Scheme of the ABS for highly sensitive and quantitative detection of targets. (A) ALP can efficiently degrade ATP to AMP, which subsequently inhibits this bioluminescent reaction. In the presence of ATP, luciferase can catalyze the oxidation of luciferin into oxidized oxyluciferin and produce bioluminescence. (B) In ABS, the presence of target could be captured by the Ab1–MNPs and Ab2–PS–ALP to form the sandwiched PS–target–MNPs immuno-nanocomplex. After magnetic enrichment, the added ATP is dephosphorylated by ALP on the surface of PS, resulting in the change in the bioluminescence intensity (ΔBI) which is quantitatively measured by a portable ATP detector. The figure was reproduced from [112] with permission.

Figure 10

Detector chamber for BAQS: (A,B) shows BAQS for two different models; (C–E) displays a reflection film module, a mirror surface module, and default sample chamber, respectively.
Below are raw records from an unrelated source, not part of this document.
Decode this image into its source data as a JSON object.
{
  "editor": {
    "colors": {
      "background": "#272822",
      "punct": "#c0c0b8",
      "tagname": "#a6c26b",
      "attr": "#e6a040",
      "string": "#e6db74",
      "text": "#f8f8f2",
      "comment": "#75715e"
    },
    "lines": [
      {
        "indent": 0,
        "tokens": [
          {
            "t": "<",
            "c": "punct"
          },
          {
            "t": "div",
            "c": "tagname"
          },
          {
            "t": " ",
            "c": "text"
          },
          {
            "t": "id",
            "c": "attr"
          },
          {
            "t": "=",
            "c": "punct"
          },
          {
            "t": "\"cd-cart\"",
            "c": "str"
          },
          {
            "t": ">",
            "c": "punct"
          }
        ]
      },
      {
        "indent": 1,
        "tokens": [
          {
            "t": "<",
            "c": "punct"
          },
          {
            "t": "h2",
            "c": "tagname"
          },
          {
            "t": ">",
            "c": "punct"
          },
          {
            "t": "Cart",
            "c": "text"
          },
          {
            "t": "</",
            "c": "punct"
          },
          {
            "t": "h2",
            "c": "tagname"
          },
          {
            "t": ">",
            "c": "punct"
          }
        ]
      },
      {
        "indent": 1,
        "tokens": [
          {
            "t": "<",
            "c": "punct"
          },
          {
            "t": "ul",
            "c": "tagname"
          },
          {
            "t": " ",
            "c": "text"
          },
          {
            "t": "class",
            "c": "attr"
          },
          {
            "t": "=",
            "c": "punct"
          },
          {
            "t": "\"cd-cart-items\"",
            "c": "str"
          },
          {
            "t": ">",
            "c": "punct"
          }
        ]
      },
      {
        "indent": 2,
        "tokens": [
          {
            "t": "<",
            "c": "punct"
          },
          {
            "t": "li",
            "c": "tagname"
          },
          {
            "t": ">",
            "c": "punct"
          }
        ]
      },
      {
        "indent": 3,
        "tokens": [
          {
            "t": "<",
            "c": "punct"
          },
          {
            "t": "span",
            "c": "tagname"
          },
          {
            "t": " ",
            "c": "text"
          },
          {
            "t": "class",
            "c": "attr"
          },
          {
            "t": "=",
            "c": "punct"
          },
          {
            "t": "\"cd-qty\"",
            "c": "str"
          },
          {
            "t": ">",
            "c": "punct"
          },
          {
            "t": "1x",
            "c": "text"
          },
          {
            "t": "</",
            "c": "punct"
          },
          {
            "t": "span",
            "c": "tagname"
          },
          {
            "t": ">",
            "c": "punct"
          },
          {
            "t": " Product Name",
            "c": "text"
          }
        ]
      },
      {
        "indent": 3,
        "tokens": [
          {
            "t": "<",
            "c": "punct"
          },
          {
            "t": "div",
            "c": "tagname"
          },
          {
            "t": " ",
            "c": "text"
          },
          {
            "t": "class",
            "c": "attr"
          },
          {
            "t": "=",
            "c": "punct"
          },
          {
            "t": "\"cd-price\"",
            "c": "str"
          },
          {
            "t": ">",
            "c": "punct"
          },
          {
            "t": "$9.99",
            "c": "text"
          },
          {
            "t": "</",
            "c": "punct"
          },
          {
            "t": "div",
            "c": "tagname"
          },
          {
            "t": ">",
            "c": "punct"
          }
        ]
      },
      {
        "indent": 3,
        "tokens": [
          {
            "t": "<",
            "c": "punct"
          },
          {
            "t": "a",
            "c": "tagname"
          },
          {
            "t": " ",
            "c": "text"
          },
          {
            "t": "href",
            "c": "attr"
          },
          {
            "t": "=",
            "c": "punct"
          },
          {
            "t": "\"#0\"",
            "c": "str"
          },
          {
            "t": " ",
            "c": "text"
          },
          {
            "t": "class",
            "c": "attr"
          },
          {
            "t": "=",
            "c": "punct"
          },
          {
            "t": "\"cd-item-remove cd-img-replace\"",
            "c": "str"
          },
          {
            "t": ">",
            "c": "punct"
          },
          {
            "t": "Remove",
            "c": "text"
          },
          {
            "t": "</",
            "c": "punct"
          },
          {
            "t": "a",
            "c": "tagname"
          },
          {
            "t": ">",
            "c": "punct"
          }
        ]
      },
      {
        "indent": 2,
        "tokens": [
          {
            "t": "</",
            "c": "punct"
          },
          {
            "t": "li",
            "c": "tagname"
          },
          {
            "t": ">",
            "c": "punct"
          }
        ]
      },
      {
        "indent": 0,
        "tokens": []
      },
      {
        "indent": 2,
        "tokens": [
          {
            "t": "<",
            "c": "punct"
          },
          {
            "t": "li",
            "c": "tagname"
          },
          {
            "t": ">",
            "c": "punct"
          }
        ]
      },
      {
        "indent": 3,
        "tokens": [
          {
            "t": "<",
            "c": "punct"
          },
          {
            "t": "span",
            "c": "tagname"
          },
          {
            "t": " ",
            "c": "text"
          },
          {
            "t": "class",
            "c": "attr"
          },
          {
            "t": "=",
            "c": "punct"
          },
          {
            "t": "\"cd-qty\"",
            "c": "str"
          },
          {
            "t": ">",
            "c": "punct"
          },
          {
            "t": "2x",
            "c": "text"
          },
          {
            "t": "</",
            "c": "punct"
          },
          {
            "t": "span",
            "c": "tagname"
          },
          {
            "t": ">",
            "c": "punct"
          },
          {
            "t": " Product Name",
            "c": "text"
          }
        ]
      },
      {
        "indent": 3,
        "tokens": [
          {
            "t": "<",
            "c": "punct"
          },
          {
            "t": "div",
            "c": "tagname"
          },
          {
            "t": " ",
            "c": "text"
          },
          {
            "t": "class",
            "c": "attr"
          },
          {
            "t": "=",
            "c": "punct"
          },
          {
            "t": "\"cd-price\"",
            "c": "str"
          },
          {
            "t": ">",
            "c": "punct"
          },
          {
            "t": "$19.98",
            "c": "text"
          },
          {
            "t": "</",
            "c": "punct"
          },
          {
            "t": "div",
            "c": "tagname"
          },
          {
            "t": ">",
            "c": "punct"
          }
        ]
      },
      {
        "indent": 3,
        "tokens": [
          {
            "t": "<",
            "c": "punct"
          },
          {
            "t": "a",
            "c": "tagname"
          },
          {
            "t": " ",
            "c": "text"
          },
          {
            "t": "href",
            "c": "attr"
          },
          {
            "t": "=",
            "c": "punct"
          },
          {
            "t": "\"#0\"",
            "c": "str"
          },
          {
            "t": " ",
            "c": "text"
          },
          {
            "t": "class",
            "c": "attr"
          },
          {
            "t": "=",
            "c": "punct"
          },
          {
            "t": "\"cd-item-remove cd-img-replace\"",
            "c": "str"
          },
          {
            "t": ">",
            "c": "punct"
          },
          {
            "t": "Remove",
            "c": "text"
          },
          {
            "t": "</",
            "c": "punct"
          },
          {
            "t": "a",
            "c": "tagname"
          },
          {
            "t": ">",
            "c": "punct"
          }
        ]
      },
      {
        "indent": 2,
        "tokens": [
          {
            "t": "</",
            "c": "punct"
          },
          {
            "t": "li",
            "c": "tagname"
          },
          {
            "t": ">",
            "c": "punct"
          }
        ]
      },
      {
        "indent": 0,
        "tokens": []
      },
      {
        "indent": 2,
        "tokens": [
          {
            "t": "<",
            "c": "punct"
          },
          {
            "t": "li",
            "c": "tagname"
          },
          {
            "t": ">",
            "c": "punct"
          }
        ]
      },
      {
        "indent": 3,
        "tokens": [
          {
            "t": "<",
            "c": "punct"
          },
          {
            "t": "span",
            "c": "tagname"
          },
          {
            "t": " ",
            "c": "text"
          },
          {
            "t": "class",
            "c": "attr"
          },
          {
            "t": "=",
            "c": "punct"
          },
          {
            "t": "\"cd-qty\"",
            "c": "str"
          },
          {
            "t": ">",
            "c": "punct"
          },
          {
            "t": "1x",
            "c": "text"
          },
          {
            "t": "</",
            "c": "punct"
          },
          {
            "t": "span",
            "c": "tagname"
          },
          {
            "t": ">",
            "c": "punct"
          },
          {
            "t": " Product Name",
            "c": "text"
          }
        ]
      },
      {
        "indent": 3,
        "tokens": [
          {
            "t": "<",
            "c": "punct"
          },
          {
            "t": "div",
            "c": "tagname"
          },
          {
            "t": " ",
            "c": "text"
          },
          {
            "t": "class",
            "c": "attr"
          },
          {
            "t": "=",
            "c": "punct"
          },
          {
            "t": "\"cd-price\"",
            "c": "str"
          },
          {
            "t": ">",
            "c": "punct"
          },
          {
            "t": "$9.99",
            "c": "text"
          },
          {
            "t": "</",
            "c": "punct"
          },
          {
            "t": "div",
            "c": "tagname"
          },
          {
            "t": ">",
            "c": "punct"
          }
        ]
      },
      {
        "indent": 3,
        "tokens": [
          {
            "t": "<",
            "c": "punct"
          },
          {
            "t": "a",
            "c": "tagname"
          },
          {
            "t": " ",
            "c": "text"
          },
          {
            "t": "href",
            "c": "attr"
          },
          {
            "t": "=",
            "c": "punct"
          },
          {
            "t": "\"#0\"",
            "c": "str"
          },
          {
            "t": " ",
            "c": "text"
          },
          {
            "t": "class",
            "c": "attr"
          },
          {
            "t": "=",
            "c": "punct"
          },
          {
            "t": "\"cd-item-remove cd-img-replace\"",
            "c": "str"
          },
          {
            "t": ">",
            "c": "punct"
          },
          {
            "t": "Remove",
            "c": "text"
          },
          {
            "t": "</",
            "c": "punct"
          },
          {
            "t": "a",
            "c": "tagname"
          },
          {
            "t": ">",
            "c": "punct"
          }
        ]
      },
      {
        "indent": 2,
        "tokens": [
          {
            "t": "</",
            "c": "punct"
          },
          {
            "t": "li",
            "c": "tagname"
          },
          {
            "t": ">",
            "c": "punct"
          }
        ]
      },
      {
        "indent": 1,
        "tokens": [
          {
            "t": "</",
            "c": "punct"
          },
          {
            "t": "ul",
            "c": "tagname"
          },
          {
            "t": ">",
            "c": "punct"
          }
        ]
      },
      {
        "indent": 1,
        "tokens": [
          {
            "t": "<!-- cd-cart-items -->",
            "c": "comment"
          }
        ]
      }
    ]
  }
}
The figure was reproduced from [98] with permission.

Figure 11

SCC platform for molecular diagnostics using BART-LAMP assay. (A) Detailed CAD rendering of the SCC. (B) A photograph of the assembled SCC. (C) A photograph of the detection microfluidics system. (D) Real-time monitoring of ZIKV amplification using BART-LAMP assay. (E) The quantitative analysis of the ZIKV virus. (F) HIV detection in blood. The figure was adapted from [114] with permission.

Figure 12

Various metal–organic framework architectures along with their respective metallic clusters and organic linkers. The figure was reproduced from [127] with permission.

Figure 13

Metal–organic frameworks (ZIF-8) (A). Encapsulation of TA2-Gluc. (B). TA2-Gluc release at pH 6. (C). TA2-Gluc with its substrate coelenterazine producing bioluminescent signal. The figure was reproduced from [66] with permission.